Au niveau de l'écluse se développe, entre autre sur poutre en bois sortie de l'eau, Cinclidotus riparius et Leptodictyum riparium (voir aussi DUVIGNEAUD, 1966).
Aucune étude faunistique n'a encore été menée dans ce site peu connu et relativement peu accessible.
La cariçaie à Carex riparia héberge une importante population de maillot de Desmoulins (Vertigo moulinsiana), un minuscule escargot d'intérêt communautaire connu, avant sa découverte en 2006, d'une seule autre localité dans la vallée de la Sambre, à savoir les Marais de Labuissière (KERVYN et al. 2004). L'espèce semble cependant bien présente dans plusieurs autres zones marécageuses subsistant le long de la Sambre, en aval de Thuin. Très hygrophile, il affectionne exclusivement les stations marécageuses et reste actif durant l'hiver! Un autre gastéropode, l'hélice des bois (Arianta arbustorum), est assez abondant et ne semble pas avoir été signalé auparavant de la vallée de la Sambre, sa distribution wallonne étant centrée essentiellement sur la Haute-Meuse et le bassin de la Semois.
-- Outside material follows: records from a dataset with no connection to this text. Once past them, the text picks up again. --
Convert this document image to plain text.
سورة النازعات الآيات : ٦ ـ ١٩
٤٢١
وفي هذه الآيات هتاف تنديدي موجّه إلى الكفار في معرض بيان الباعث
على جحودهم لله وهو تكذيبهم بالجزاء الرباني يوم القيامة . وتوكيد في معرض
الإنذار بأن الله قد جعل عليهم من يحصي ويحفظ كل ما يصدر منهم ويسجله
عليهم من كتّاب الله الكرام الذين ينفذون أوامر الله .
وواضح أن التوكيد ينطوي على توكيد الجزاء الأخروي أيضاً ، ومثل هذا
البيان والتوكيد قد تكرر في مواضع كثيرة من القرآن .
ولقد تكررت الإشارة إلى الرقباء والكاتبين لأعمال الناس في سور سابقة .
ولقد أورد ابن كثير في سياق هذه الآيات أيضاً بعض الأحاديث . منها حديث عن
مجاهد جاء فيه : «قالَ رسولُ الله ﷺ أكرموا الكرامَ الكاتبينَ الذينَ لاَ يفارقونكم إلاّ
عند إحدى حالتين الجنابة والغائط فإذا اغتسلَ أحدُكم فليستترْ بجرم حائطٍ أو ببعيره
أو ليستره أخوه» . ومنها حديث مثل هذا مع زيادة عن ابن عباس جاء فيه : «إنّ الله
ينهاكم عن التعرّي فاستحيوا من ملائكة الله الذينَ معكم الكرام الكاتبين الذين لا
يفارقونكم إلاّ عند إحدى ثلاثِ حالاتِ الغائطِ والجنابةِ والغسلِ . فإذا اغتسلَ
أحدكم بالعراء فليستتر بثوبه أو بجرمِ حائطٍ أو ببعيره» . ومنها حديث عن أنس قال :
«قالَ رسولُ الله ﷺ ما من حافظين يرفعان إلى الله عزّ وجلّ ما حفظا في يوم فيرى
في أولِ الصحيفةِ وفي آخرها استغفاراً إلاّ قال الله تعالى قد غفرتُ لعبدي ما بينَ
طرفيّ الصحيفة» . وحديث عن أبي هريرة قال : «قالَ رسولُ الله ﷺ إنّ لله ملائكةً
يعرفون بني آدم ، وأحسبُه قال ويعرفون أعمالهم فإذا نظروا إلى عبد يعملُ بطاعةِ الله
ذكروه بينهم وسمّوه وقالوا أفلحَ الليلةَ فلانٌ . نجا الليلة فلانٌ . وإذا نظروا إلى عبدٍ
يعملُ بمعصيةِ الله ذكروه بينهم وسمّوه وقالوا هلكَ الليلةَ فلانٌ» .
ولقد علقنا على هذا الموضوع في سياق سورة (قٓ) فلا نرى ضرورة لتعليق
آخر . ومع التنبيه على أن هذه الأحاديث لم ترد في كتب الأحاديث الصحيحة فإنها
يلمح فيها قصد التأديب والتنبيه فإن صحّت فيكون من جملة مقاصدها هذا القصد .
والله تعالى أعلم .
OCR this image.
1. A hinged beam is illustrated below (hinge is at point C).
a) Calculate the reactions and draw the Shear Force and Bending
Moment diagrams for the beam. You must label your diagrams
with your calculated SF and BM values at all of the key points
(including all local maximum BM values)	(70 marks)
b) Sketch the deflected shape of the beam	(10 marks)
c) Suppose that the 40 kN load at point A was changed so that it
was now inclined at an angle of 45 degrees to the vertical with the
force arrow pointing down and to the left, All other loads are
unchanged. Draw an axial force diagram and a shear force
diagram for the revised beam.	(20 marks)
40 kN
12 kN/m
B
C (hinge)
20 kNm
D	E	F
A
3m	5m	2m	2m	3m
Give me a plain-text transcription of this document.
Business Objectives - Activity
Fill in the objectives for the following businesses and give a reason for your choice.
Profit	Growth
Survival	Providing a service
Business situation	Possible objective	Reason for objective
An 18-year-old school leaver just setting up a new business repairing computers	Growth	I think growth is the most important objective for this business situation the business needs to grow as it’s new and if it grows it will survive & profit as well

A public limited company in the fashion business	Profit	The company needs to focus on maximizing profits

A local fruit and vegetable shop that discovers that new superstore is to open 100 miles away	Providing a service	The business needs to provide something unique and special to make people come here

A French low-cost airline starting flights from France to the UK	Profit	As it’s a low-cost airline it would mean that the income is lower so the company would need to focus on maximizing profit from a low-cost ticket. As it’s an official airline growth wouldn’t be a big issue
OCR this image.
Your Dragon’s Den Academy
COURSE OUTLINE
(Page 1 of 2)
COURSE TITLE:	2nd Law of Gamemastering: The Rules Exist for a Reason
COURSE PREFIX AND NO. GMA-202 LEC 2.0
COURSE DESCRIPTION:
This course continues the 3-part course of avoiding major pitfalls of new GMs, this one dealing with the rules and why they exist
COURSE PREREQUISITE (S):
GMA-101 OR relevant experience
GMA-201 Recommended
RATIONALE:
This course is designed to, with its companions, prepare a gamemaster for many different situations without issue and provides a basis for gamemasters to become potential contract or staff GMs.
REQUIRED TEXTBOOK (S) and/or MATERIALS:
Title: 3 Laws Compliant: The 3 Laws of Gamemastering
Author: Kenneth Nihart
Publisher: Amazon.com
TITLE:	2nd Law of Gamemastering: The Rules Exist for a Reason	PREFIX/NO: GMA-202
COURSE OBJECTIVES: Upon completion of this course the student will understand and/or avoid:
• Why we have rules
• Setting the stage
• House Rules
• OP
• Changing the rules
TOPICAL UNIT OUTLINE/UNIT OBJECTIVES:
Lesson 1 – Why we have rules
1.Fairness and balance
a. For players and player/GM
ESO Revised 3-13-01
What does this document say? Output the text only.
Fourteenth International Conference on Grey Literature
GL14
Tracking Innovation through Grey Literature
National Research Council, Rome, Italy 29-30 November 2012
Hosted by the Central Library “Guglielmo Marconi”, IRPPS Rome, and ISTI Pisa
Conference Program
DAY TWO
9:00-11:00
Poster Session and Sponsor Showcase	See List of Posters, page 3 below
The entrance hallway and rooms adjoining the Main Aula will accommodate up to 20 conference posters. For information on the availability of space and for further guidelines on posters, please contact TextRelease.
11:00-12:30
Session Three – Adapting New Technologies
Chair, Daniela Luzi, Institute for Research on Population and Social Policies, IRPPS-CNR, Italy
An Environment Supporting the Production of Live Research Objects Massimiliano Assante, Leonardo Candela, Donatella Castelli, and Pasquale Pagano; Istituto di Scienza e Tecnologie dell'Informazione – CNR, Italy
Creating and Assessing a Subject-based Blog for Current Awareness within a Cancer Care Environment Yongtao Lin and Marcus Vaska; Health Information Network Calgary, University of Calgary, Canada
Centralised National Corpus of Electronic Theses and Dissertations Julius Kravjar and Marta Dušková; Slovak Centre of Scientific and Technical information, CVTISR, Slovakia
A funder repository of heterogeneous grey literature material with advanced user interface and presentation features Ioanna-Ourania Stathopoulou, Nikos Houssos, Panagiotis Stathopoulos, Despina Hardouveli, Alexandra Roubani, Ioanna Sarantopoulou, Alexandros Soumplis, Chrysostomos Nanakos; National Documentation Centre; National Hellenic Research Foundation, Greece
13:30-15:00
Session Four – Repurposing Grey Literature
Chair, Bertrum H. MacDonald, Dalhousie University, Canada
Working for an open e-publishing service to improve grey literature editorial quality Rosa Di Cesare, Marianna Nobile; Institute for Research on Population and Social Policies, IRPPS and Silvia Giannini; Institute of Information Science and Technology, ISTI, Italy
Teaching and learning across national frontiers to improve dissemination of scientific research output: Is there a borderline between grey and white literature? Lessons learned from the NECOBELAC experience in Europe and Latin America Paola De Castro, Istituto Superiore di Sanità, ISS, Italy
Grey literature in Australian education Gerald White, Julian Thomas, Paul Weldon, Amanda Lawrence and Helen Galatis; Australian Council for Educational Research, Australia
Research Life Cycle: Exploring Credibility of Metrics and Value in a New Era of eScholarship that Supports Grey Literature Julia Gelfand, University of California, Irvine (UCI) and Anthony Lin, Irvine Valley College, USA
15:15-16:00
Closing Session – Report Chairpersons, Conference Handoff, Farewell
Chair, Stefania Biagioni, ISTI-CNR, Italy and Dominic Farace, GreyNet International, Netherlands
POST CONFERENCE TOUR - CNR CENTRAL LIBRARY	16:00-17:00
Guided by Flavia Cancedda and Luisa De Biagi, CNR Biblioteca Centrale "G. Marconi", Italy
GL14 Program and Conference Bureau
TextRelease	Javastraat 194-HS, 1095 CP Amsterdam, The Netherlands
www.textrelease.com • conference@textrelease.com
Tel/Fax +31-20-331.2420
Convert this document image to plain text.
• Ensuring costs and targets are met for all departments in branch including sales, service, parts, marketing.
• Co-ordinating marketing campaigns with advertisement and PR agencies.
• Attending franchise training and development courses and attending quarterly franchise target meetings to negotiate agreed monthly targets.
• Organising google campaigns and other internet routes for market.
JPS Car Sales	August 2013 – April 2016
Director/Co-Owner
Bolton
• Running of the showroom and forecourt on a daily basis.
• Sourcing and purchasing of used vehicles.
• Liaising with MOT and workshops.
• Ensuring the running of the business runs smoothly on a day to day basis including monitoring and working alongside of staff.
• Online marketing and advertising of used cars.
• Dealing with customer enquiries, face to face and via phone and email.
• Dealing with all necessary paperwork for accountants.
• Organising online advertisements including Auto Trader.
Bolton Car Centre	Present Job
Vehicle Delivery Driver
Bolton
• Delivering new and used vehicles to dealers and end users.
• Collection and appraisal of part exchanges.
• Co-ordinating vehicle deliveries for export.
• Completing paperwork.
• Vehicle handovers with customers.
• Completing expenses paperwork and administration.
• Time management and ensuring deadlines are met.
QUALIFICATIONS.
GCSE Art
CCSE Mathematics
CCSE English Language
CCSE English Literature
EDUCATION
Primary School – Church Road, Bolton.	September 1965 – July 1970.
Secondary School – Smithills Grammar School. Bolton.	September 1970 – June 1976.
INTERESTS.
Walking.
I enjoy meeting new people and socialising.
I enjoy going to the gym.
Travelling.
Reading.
Les touradons de laîche paniculée constituent des refuges pour une faune variée dont certaines espèces spécialisées, comme l'hémiptère Delphacidae Stenocranus longipennis.
On relève encore la présence de deux coléoptères peu communs en Wallonie et qui sont essentiellement cantonnés aux roselières: le Carabidae Odacantha melanura et la coccinelle des roseaux Anisosticta novemdecimpunctata, espèce légalement protégée en Wallonie.